NEW ORLEANS -- They started the first half by throwing an interception that was returned for a touchdown. They started the second with a failed onside kick that cost them six more points.
And over the course of their stunning 33-23 loss to Louisville in the Sugar Bowl on Wednesday night, the Florida Gators were further undone by bad defense, almost no offense and a rash of untimely penalties.
The Gators picked their final game to play their worst one.
“This is a sour day and a sour note,” Florida coach Will Muschamp said after watching the Gators fall completely apart against a Louisville team that was a 14-point underdog.
Teddy Bridgewater picked apart the Florida defense like no quarterback had done all season, tossing touchdown passes of 15 and 19 yards on his way to being named the game’s MVP. The first of those gave Louisville a 24-3 lead shortly before halftime. The second came on the first play after the Gators gambled — and failed — on an onside kick to start the second half.
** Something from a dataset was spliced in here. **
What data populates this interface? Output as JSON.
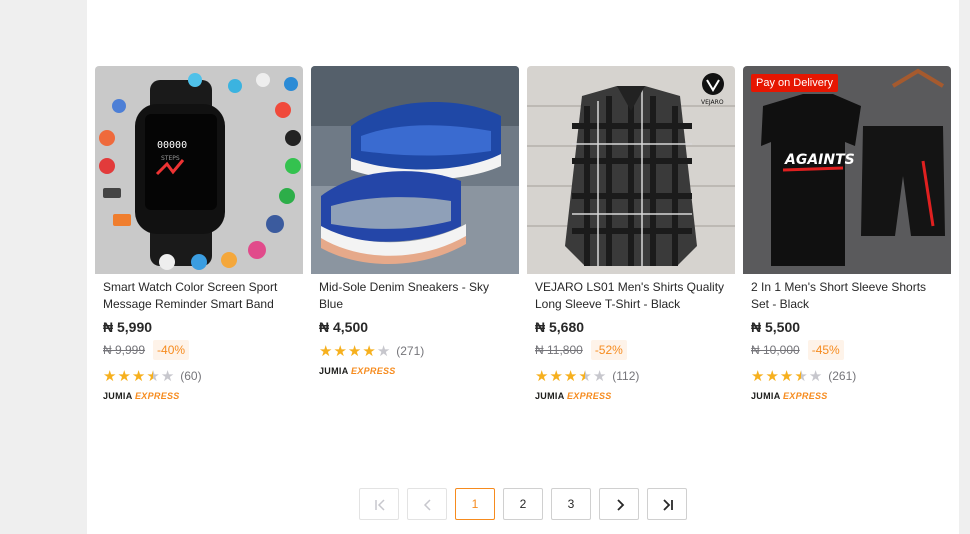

To put those two plays into context, the Gators had not given up a scoring pass of 15 yards or longer all season. Bridgewater, a sophomore and Miami native who considered Florida and later turned down a commitment to the University of Miami before heading to Louisville, did it twice.
Bridgewater said the key was not trying to be a hero. In game films to study up on Florida’s defense, he said he often noticed quarterbacks trying to do too much and ending up in trouble as a result.
“I looked at what did and didn’t work for quarterbacks during the regular season,” Bridgewater said. “[Florida’s defense] faced guys forcing throws and things like that, trying to play with an ‘S’ on their chest. And coach tells me: ‘No capes on your back. No ‘S’ on your chest. Just take what the defense gives you.’ ”
Uf ‘out of whack’
Bridgewater completed 20 of 32 passes for 266 yards. More importantly, he kept Florida’s defense on the field by moving the chains, especially in the first half. Louisville converted on 9 of 14 third-down opportunities and didn’t punt until late in the fourth quarter. The Gators, on the other hand, didn’t convert their first third-down play until early in the fourth quarter.
“We struggled on third-down defense the entire game,” Muschamp said. “It got us out of whack a little bit.”
While Bridgewater was flourishing, his UF counterpart — Jeff Driskel — enjoyed no such success. Driskel threw a poor pass on the game’s first play that deflected off the outstretched hand of Andre Debose and into the waiting arms of Louisville cornerback Terell Floyd, who ran it back 38 yards for a touchdown.
Driskel went 16 of 29 with a pair of interceptions.
Louisville’s second play from scrimmage also provided a signature moment when Florida’s Jon Bostic popped Bridgewater with a hit so violent that it flattened the quarterback and took off his helmet. Bostic was called for roughing the passer, and Bridgewater recovered to direct a 12-play scoring drive that covered 83 yards and culminated in the game’s second touchdown.
Though injured at the time, Bridgewater came off the bench to lead Louisville to a Big East championship victory over Rutgers in December. He was properly healed for Wednesday’s Sugar Bowl showdown with the fourth-ranked Gators.
“What a competitor,” Louisville coach Charlie Strong said. “We saw it in the Rutgers game, and we saw it here again [Wednesday night] on the grand stage. He is, without a doubt, one of the best quarterbacks in the country.”
But the game’s deciding moment might have come at the start of the second half when Florida, trailing by 14, decided to try an onside kick.
“We wanted to steal a possession at the start of the second half,” Muschamp said in explaining the decision. “We had struggled defensively in the first half and felt like you try to gain some momentum in the game.”
The gamble failed miserably.
Sloppy gators
Louisville not only recovered but also ended up with the ball at the Florida 19 because of a pair of unsportsmanlike conduct penalties on the play. Bridgewater promptly took the ensuing snap and floated a pass into the end zone that was caught for a touchdown, and Louisville was on its way to the biggest upset of the bowl season.
Florida, which came within a Georgia loss of playing in the SEC Championship Game and a possible stab at the national title, instead finished 11-2 with a dumbfounding performance that left a stain on its season.
The Gators, as usual, will be losing several top players to the NFL. But enough are returning to justify a top-10 ranking — if not top 5 — to start the 2013 season.
By then, perhaps the bitter taste left from their Sugar Bowl debacle will be gone.